In the UK, the WBD experience centres on the children dressing up; this year my two were, from Lord of the Rings and The Hobbit respectively, Meriadoc Brandybuck the hobbit and Bofur the dwarf. Only one of them has indeed read their respective book, but even so in previous years they have usually gone as a character from the film of a book. And what, judging by the numbers of them in the school playground, are all those books whose characters wear replica Manchester United shirts?
My snide tone here is, of course, only sustainable the same way mosquitos or leeches are, so I pay tribute to its opposite, the loving care of every parent who has patiently encouraged their children to take part in any way. The teachers put in an impressive amount of work and positive energy, too, to make the event a success. Over the course of the whole book week (in my children’s school), several authors, including Helen Moss, came in, read stories, signed books and generally fired up the children’s enthusiasm for writing and reading.
On the down side again, in a town with 1200+ people in publishing, I noticed no input from commercial publishers – not a squeak. I help run a Cambridge publishing society with speaker meetings and social/networking events, but where was our outreach to the next generation? Clearly we in the books business don’t have the same kinds of numbers or geographical clustering as science in this town, but I don’t see the same expansive and proselytizing culture either.
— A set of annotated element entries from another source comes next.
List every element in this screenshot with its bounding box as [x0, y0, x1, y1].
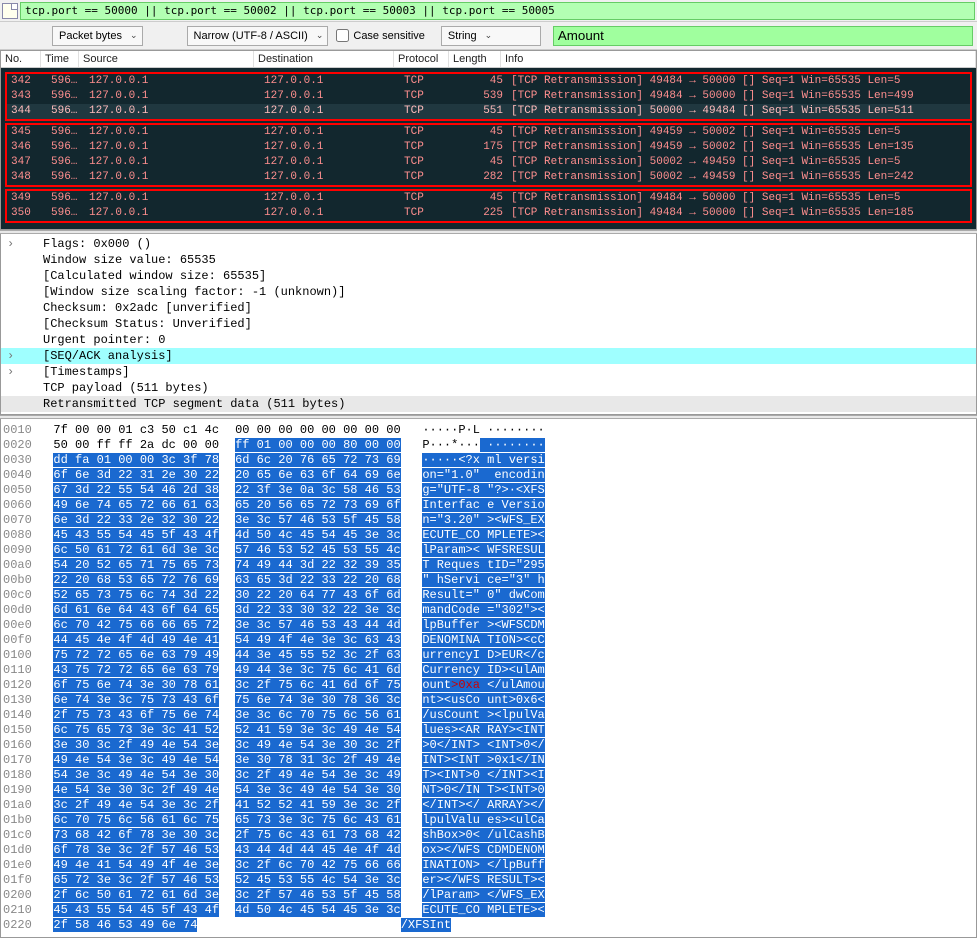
hex-row[interactable]: 0060 49 6e 74 65 72 66 61 6365 20 56 65 … [3, 498, 974, 513]
hex-row[interactable]: 00a0 54 20 52 65 71 75 65 7374 49 44 3d … [3, 558, 974, 573]
expand-icon[interactable]: › [7, 365, 21, 379]
encoding-combo[interactable]: Narrow (UTF-8 / ASCII)⌄ [187, 26, 329, 46]
search-in-combo[interactable]: Packet bytes⌄ [52, 26, 143, 46]
hex-row[interactable]: 00e0 6c 70 42 75 66 66 65 723e 3c 57 46 … [3, 618, 974, 633]
packet-row[interactable]: 350596…127.0.0.1127.0.0.1TCP225[TCP Retr… [7, 206, 970, 221]
hex-row[interactable]: 0040 6f 6e 3d 22 31 2e 30 2220 65 6e 63 … [3, 468, 974, 483]
hex-row[interactable]: 01b0 6c 70 75 6c 56 61 6c 7565 73 3e 3c … [3, 813, 974, 828]
find-toolbar: Packet bytes⌄ Narrow (UTF-8 / ASCII)⌄ Ca… [0, 22, 977, 50]
hex-row[interactable]: 00c0 52 65 73 75 6c 74 3d 2230 22 20 64 … [3, 588, 974, 603]
tree-item[interactable]: ›Flags: 0x000 () [1, 236, 976, 252]
datatype-combo[interactable]: String⌄ [441, 26, 541, 46]
tree-item[interactable]: Urgent pointer: 0 [1, 332, 976, 348]
packet-row[interactable]: 348596…127.0.0.1127.0.0.1TCP282[TCP Retr… [7, 170, 970, 185]
packet-bytes-hex: 0010 7f 00 00 01 c3 50 c1 4c00 00 00 00 … [0, 419, 977, 938]
filter-toolbar [0, 0, 977, 22]
hex-row[interactable]: 0180 54 3e 3c 49 4e 54 3e 303c 2f 49 4e … [3, 768, 974, 783]
hex-row[interactable]: 0190 4e 54 3e 30 3c 2f 49 4e54 3e 3c 49 … [3, 783, 974, 798]
hex-row[interactable]: 0160 3e 30 3c 2f 49 4e 54 3e3c 49 4e 54 … [3, 738, 974, 753]
hex-row[interactable]: 0140 2f 75 73 43 6f 75 6e 743e 3c 6c 70 … [3, 708, 974, 723]
packet-row[interactable]: 345596…127.0.0.1127.0.0.1TCP45[TCP Retra… [7, 125, 970, 140]
search-input[interactable] [553, 26, 973, 46]
packet-list-header[interactable]: No. Time Source Destination Protocol Len… [1, 51, 976, 68]
hex-row[interactable]: 0200 2f 6c 50 61 72 61 6d 3e3c 2f 57 46 … [3, 888, 974, 903]
hex-row[interactable]: 0150 6c 75 65 73 3e 3c 41 5252 41 59 3e … [3, 723, 974, 738]
hex-row[interactable]: 0080 45 43 55 54 45 5f 43 4f4d 50 4c 45 … [3, 528, 974, 543]
hex-row[interactable]: 01e0 49 4e 41 54 49 4f 4e 3e3c 2f 6c 70 … [3, 858, 974, 873]
tree-item[interactable]: TCP payload (511 bytes) [1, 380, 976, 396]
chevron-down-icon: ⌄ [485, 30, 493, 41]
packet-row[interactable]: 346596…127.0.0.1127.0.0.1TCP175[TCP Retr… [7, 140, 970, 155]
hex-row[interactable]: 0120 6f 75 6e 74 3e 30 78 613c 2f 75 6c … [3, 678, 974, 693]
hex-row[interactable]: 0110 43 75 72 72 65 6e 63 7949 44 3e 3c … [3, 663, 974, 678]
hex-row[interactable]: 0070 6e 3d 22 33 2e 32 30 223e 3c 57 46 … [3, 513, 974, 528]
hex-row[interactable]: 0130 6e 74 3e 3c 75 73 43 6f75 6e 74 3e … [3, 693, 974, 708]
col-dst[interactable]: Destination [254, 51, 394, 67]
col-proto[interactable]: Protocol [394, 51, 449, 67]
hex-row[interactable]: 0020 50 00 ff ff 2a dc 00 00ff 01 00 00 … [3, 438, 974, 453]
chevron-down-icon: ⌄ [316, 30, 324, 41]
packet-row[interactable]: 343596…127.0.0.1127.0.0.1TCP539[TCP Retr… [7, 89, 970, 104]
tree-item[interactable]: [Calculated window size: 65535] [1, 268, 976, 284]
hex-row[interactable]: 0030 dd fa 01 00 00 3c 3f 786d 6c 20 76 … [3, 453, 974, 468]
hex-row[interactable]: 00f0 44 45 4e 4f 4d 49 4e 4154 49 4f 4e … [3, 633, 974, 648]
hex-row[interactable]: 0170 49 4e 54 3e 3c 49 4e 543e 30 78 31 … [3, 753, 974, 768]
hex-row[interactable]: 01c0 73 68 42 6f 78 3e 30 3c2f 75 6c 43 … [3, 828, 974, 843]
col-info[interactable]: Info [501, 51, 976, 67]
packet-row[interactable]: 349596…127.0.0.1127.0.0.1TCP45[TCP Retra… [7, 191, 970, 206]
col-len[interactable]: Length [449, 51, 501, 67]
case-sensitive-checkbox[interactable]: Case sensitive [336, 26, 425, 46]
tree-item[interactable]: Retransmitted TCP segment data (511 byte… [1, 396, 976, 412]
col-time[interactable]: Time [41, 51, 79, 67]
hex-row[interactable]: 01a0 3c 2f 49 4e 54 3e 3c 2f41 52 52 41 … [3, 798, 974, 813]
tree-item[interactable]: Window size value: 65535 [1, 252, 976, 268]
expand-icon[interactable]: › [7, 349, 21, 363]
hex-row[interactable]: 0100 75 72 72 65 6e 63 79 4944 3e 45 55 … [3, 648, 974, 663]
packet-row[interactable]: 347596…127.0.0.1127.0.0.1TCP45[TCP Retra… [7, 155, 970, 170]
tree-item[interactable]: ›[SEQ/ACK analysis] [1, 348, 976, 364]
hex-row[interactable]: 01d0 6f 78 3e 3c 2f 57 46 5343 44 4d 44 … [3, 843, 974, 858]
tree-item[interactable]: [Window size scaling factor: -1 (unknown… [1, 284, 976, 300]
chevron-down-icon: ⌄ [130, 30, 138, 41]
packet-details-tree: ›Flags: 0x000 ()Window size value: 65535… [0, 234, 977, 415]
tree-item[interactable]: [Checksum Status: Unverified] [1, 316, 976, 332]
hex-row[interactable]: 00b0 22 20 68 53 65 72 76 6963 65 3d 22 … [3, 573, 974, 588]
expand-icon[interactable]: › [7, 237, 21, 251]
hex-row[interactable]: 00d0 6d 61 6e 64 43 6f 64 653d 22 33 30 … [3, 603, 974, 618]
hex-row[interactable]: 0220 2f 58 46 53 49 6e 74 /XFSInt [3, 918, 974, 933]
hex-row[interactable]: 0090 6c 50 61 72 61 6d 3e 3c57 46 53 52 … [3, 543, 974, 558]
hex-row[interactable]: 0010 7f 00 00 01 c3 50 c1 4c00 00 00 00 … [3, 423, 974, 438]
display-filter-input[interactable] [20, 2, 975, 20]
tree-item[interactable]: Checksum: 0x2adc [unverified] [1, 300, 976, 316]
col-no[interactable]: No. [1, 51, 41, 67]
col-src[interactable]: Source [79, 51, 254, 67]
hex-row[interactable]: 01f0 65 72 3e 3c 2f 57 46 5352 45 53 55 … [3, 873, 974, 888]
packet-row[interactable]: 342596…127.0.0.1127.0.0.1TCP45[TCP Retra… [7, 74, 970, 89]
hex-row[interactable]: 0050 67 3d 22 55 54 46 2d 3822 3f 3e 0a … [3, 483, 974, 498]
hex-row[interactable]: 0210 45 43 55 54 45 5f 43 4f4d 50 4c 45 … [3, 903, 974, 918]
bookmark-icon[interactable] [2, 3, 18, 19]
packet-row[interactable]: 344596…127.0.0.1127.0.0.1TCP551[TCP Retr… [7, 104, 970, 119]
tree-item[interactable]: ›[Timestamps] [1, 364, 976, 380]
packet-list: No. Time Source Destination Protocol Len… [0, 50, 977, 230]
What does this mean? Where does this lead to? Mmmm …
3. Science and writing style. Weeks after seeing this book in Hereford Cathedral I am still mulling over Thomas Sprat’s History of the Royal Society (1667) – I blogged about the typography of the title page here. The Royal Society is one of the earliest examples of a collaborative (and competitive) enterprise self-managing and self-regulating for research quality in ways recognizable as the institution of modern science. In the earliest days of the society (c. 1660), following discussions about the best ways to record their experiments, members apparently decided to reject a high-flown writing style, preferring
a close, naked, natural way of speaking, positive expressions, clear senses, a native easiness: bringing all things as near the mathematical plainness as they can, and preferring the language of artisans, countrymen, and merchants before that of wits or scholars.
This fine sentence (on display in the cathedral, but you can find it in its fine seventeenth-century typography on page 113, lines 20–5 in the book online) made my day. What is so good and startling about it? The language is beautifully direct and vivid, and elegant too. The words are serious but they play with and against the meaning – play is serious too. And there’s a strong sense of the sensory richness of our human experience. Three hundred and fifty years later, how many academic and scientific papers today would use the words close and naked to describe intimacy/informality and directness? Most scientific papers I have read seem deliberately to exclude any concern with expressive and communicative writing style.
I don’t mean to simplify, because the science festival clearly shows all the good things that people in science feel about their subject; the brusque asceticism of contemporary scientific prose style probably means scientists just want to get down to business. Something important gets lost too.
In our own times we can see that the popularization of science leads it into public relations and the communication business. And global fear of global warming takes science into prescription rather than description; it also makes science political. I hope to say a bit more about this another time.